これが私たちの日常だけれど、決して通常だとは思っていない。
「ありとあらゆる面で感染を防ぐために、ここでは死んだ人は一週間以内に大病院へ引き取られて、遺族には本人の身に着けていたものがすべて帰ってくる。けれど遺体は、骨ですら帰ってこない。防疫のためだとしても、あんまりじゃないか?と、私の居候先のおばあちゃんの葬式で思ったことがきっかけだ。」
はじめは少しの違和感で、けれどそれがあるのとないのとではものの見方が決定的に変わる。

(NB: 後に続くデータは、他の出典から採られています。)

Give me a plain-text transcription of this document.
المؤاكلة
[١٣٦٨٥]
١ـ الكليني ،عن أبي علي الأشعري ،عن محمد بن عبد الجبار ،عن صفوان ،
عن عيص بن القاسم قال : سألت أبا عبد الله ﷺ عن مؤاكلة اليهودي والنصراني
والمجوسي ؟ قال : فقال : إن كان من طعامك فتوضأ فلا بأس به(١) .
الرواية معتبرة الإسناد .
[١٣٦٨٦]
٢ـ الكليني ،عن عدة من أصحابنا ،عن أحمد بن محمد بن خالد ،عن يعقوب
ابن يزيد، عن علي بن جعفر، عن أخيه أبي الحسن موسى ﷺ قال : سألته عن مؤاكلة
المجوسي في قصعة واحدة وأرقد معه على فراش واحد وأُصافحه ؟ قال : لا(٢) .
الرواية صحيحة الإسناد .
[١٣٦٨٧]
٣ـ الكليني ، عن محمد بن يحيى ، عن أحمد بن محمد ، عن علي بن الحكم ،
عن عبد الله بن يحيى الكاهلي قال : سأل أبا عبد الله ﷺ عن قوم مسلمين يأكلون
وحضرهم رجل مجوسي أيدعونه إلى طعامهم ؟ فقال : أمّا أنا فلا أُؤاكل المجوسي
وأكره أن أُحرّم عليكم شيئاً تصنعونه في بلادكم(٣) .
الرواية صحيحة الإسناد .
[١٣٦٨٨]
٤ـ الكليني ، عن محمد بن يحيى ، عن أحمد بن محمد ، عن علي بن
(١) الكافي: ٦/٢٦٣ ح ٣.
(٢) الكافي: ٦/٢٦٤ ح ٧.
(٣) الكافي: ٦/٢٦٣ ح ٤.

「大病院についていろいろと調べていた時、一つ都市伝説を見つけたんだ。「大病院では死人も蘇る」だ、そうだ。大病院が高度な医療技術を持っていて、大抵の病気を直せる所から来たんだろうけれど、目撃したという証言もあったりする。まぁごく普通の都市伝説だね。それだけの技術を持つ大病院、予防接種に偽装された注射。ここから、一つの仮想が組み上がる。」
「……。」
「「内側」に、感染者がいるんじゃないか?例えば注射なんかで感染させたやつが。ウイルスについて、私たちはあまりにも知らなさすぎる。閉じ込められられた私たちに、大病院の死体処理。「危険」なんていう言葉にまとめられるべきものの気がしないんだ、私には。」
私は続ける。
「そのくせ、私は感染者を見たことがない。大病院の予防接種のおかげ、とは言えないだろうね。それなら予防接種を「外の世界」まで持ってけばいいだけだ。それをしないのはできないからだとすると、「危険」と「感染者ゼロ」が矛盾する。つまりカギはあの壁だ。」
「壁によって感染が食い止められているなら、壁の中にさえ入れてしまえば感染は起こる。私が打たれたあの注射がウイルスで、君とあの医者の言った「ここは最後の楽園じゃない」という言葉が、大量感染への「予告」だとしたら、注射の事実を隠していたこととも話が通る。」
「それが、君の予想?」
と、これまでずっと黙っていた彼は言う。
「うん。昨日、君が二回目の転校をして来るまでの、ね。」
それに、私はそう答える。
「今となってはただの仮想だよ。大事なことがいくつも抜けている。」
「大事なことって?」
「君の立場、後は数と方法、かな。」
無音。
その不気味な静けさは、私の中で確信の一つへとなる。
「転校、昨日の出来事の「リセット」。これが巻き戻しなのか記憶消去なのか、私には分かりはしないけれど、どちらにせよこれの意図は明確だ。「証拠の隠滅」。ここまで大規模に隠滅しなければならないようなことがあるとするなら、それは体制として存在する大病院側だろう。テロ側は事を起こしてからで構わない。なら記憶のある君は何らかの対策を取ったと考えられる。私にも。君が、転校の「リセット」を覚えていることを前提としての話だけれどね。」
「ふうん。他は?」
彼は否定もせず、私を促す。
「数の話だけれど、大病院の発表した「外」の感染率に比べて、「中」の感染率が圧倒的に少ないことになる。」
「?」
「大病院は今でも予防接種を行っている。その結果も少しはあるのかもしれないけれど、中での感染者はゼロとされている。壁による防疫が行われているなら、隔離処置が有効。つまり空気感染か接触感染だと推測される。なら一度中に持ち込まれたウイルスが拡散しない方法は、ないだろう。「あまりにも」感染者が少なすぎる。それに、そんな性質のものならば普通にばらまいた方が、テロとしては有効だ。」
つまり、あの仮想はおそらく間違っている。
彼の、懐疑的で、しかし私の答えをさらに期待するような瞳が、私に発言を急かす。
ノゾミ君の意思はすでに、言外に突き付けられている。
「君の「予想」を話せ。」と。
君には分かっているだろう?と。
…お望み、通りに。
「大病院は、私たちにウイルスの詳細を伏せている。しかも皆、それに違和感を持っていない。「そこ」に、大病院側の隠蔽すべき事実があるのならば。ウイルス症状が、いま私たちに分からない範囲でもう発現しているのなら。私の予想では…いや、もうこれはほぼ事実だろうが、「内側」に感染者がいるんじゃない。」
数秒、私の惑いがあった。
自分自身がその事実を認めるべきなのか、それだけの躊躇。
確かに隔絶された無音の時間を超えて、
彼は口をつぐみ、私は声を放つ。
「「内側」全てが感染者なんだ。あの壁は、死後に発症するウイルスから壁の外を守るための役割を果たしている。そして、大病院はそれを隠蔽している。」
決して楽園なんかじゃない、檻の中に、閉じ込められているんだ。